Слышу подвига тяжкую власть
И душа тяжелеет, как колос:
За Тебя - моя ревность и страсть.
За Тебя - моя кровь и мой голос.

Разве душу не Ты опалил
Жгучим ветром страны полудённой,
Моё сердце не Ты ль закалил
На дороге, никем не пройдённой?

Смертной болью томлюсь и грущу, [3]
Вижу свет на бесплотном Фаворе,
Но не смею простить, не прощу
Моей Родины грешное горе.
Да, одно лишь сокровище есть
У поэта и у человека
Белой шпагой скрестить свою честь
С чёрным дулом бесчестного века.

Лишь последняя ночь тяжела:
Слишком грузно течение крови,
Слишком помнится дальняя мгла
Над кострами свободных становий...
Будь спокоен, мой вождь, господин,
Ангел, друг моих дум, будь спокоен:
Я сумею скончаться один,
Как поэт, как мужчина и воин.

1935


ХЛЕБНИКОВ

Как будто музыкант крылатый -
Невидимый владыка бури -
Мчит олимпийские раскаты
По сломанной клавиатуре.
Аккорды... лязг... И звёздный гений,
Вширь распластав крыла видений,
Вторгается, как смерть сама,
В надтреснутый сосуд ума.

Быт скуден: койка, стол со стулом.
Но всё равно: он витязь, воин;
Ведь через сердце мчатся с гулом
Орудия грядущих боен.
Галлюцинант... глаза - как дети...
Он не жилец на этом свете,
Но он открыл возврат времён,
Он вычислил рычаг племён.

Тавриз, Баку, Москва, Царицын
Выплевывают оборванца
В бездомье, в путь, в вагон, к станицам,
Где ветр дикарский кружит в танце,
Где расы крепли на просторе:
Там, от азийских плоскогорий,
Снегов колебля бахрому,
Несутся демоны к нему.

Сквозь гик шаманов, бубны, кольца,
Всё перепутав, ловит око
Тропу бредущих богомольцев
К святыням вечного Востока.
Как феникс русского пожара
ПРАВИТЕЛЕМ ЗЕМНОГО ШАРА
Он призван стать - по воле "ка"! [4]
И в этом - Вышнего рука.

А мир-то пуст... А жизнь морозна...
А голод точит, нудит, ноет.
О голод, смерть, защитник грозный
От рож и плясок паранойи!
Исправить замысел безумный
Лишь ты могла б рукой бесшумной.
Избавь от будущих скорбей:
Сосуд надтреснутый разбей.

1940


МОГИЛА М. ВОЛОШИНА [5]

Прибрежный холм - его надгробный храм:
Простой, несокрушимый, строгий.
Он спит, как жил: открытый всем ветрам
И видимый с любой дороги. [6]

Ограды нет.
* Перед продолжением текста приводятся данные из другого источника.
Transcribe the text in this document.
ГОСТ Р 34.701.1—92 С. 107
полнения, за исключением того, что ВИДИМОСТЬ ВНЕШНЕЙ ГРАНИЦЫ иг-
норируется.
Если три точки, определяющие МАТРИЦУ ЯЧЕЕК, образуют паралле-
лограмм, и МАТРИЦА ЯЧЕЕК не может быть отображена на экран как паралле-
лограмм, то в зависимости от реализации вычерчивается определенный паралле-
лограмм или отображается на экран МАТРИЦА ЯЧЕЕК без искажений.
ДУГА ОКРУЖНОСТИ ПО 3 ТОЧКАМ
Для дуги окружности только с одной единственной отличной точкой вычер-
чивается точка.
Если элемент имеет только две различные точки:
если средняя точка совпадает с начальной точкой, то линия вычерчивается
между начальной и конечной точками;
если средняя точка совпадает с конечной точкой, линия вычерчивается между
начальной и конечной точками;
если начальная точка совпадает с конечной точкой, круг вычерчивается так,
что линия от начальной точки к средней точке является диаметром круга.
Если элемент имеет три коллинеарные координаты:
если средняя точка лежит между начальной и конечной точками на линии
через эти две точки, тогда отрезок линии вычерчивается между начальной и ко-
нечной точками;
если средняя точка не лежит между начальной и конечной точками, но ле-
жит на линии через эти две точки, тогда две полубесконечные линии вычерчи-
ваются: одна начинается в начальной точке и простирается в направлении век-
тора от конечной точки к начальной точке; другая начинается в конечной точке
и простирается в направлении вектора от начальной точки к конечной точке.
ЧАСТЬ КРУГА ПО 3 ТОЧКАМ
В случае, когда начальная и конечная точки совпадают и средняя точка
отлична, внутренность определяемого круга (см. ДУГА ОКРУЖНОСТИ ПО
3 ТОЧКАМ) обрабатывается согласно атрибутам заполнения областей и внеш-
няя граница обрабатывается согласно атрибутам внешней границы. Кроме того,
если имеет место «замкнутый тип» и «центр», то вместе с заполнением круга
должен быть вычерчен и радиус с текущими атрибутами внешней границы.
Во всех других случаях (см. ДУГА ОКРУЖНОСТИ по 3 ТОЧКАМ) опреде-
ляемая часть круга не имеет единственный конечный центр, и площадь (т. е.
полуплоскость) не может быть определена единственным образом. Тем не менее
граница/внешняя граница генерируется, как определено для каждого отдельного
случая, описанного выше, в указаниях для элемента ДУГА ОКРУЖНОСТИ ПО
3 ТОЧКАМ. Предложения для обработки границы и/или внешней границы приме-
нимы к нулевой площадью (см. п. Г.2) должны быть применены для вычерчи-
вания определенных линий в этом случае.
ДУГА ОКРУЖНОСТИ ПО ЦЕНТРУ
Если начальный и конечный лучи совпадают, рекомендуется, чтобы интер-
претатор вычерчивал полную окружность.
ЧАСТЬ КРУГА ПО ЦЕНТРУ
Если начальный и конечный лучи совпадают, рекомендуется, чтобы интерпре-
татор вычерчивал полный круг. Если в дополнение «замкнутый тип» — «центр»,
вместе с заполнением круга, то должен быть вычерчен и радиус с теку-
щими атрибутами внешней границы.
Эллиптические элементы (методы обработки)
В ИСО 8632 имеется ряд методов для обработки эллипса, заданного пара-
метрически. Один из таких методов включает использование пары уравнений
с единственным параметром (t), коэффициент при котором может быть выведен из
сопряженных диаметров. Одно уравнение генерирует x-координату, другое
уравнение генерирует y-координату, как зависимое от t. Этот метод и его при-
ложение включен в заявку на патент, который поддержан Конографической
И нет ненужных плит.
Земли наперсник неподкупный,
Как жил он здесь, так ныне чутко спит,
Всем голосам её доступный.

Свисти же, ветер. Пой, свободный вал,
В просторах синих песнью строгой:
Он в ваших хорах мощных узнавал
Открытые реченья Бога.

Своею жизнью он учил - не чтить
Преград, нагроможденных веком,
В дни мятежей не гражданином быть,
Не воином, но человеком.[7]

С душою страстной, как степной костёр,
И с сердцем, плачущим от боли,
Он песню слил с полынным духом гор,
С запевом вьюги в Диком поле.

И судьбы правы, что одна полынь
Сны гробовые осенила,
Что лишь ветрам, гудящим из пустынь,
Внимает вольная могила.

1935(?)

Примечания

[1] Судя по черновым записям, в задуманный, но незаконченный цикл
должны были также войти, по замыслу Д. Андреева, стихотворения о Рылееве,
Пушкине, Лермонтове, Гоголе, Достоевском, Гаршине, Л. Н. Толстом, Л. Н.
Андрееве, Блоке, Есенине, Маяковском, Цветаевой.

[2] Эпиграф из стихотворения М.А. Волошина "На дне преисподней"
(1922).

[3] "Смертной болью..." и далее - перифраз строк:

"Вижу свет на горе Фаворе
И безумно тоскую я..."

из стихотворения Н.С. Гумилёва "Я не прожил, а протомился..."
(1916).

[4] ПРАВИТЕЛЕМ ЗЕМНОГО ШАРА... - В стихотворном "Воззвании
председателей земного шара" (1917) Хлебников писал:

"...мы нацепили на свои лбы
Дикие венки Правителей земного шара".

"Ка" - повесть (1915) В.В. Хлебникова; Ка в египетской мифологии -
один из элементов человеческой сущности, второе "я".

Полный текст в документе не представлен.